If you want to put a unit in your sidebar, just paste your ad code in a standard text widget. And remember: Media.net does allow sticky widgets, and these units make quite a bit of money, so make sure to download the Q2W3 Fixed Widget plugin.
Now, start playing with skins, colors, and layout to try to find a good, profitable combination.
Step #4: Ask your account rep to help you optimize.
After you’ve got some ads set up on your site and you’ve started to optimize a bit, it’s time to contact your rep.
Your account rep is specifically trained to help their ads generate more revenue for both you and for them. They know what they’re doing. Trust them.
Here’s the important part: ask them to customize the second page of ads.
I usually just send a quick email introducing myself, asking for their advice, and letting them know what I’ve tried.
Step #5: Check reporting.
You can view reports for your overall account, each site, or each ad unit.

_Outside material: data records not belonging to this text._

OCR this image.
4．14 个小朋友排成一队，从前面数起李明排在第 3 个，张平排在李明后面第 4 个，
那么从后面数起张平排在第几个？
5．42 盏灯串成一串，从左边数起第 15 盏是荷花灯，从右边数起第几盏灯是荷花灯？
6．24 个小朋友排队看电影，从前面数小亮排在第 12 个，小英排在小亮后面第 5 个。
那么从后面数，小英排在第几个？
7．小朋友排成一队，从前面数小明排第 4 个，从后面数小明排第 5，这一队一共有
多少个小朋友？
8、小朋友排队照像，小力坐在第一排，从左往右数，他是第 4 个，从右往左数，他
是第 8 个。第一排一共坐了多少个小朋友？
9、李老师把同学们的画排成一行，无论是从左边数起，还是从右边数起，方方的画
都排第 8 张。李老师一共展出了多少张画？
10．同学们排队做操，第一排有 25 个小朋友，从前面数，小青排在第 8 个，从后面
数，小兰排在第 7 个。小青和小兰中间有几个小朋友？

As you start to optimize, this is where you’ll be able to see results and gauge performance.
Over to you…
Overall, I love Media.net.
They are the first ad network I made substantial money with, and I’ll be using them for all of my authority sites in the foreseeable future, especially since I’m in product-heavy niches, which usually do very well with this platform.
What about you?
Do you use Media.net? How’s it fare for you? What do you like? What don’t you like? Let me know in the comments!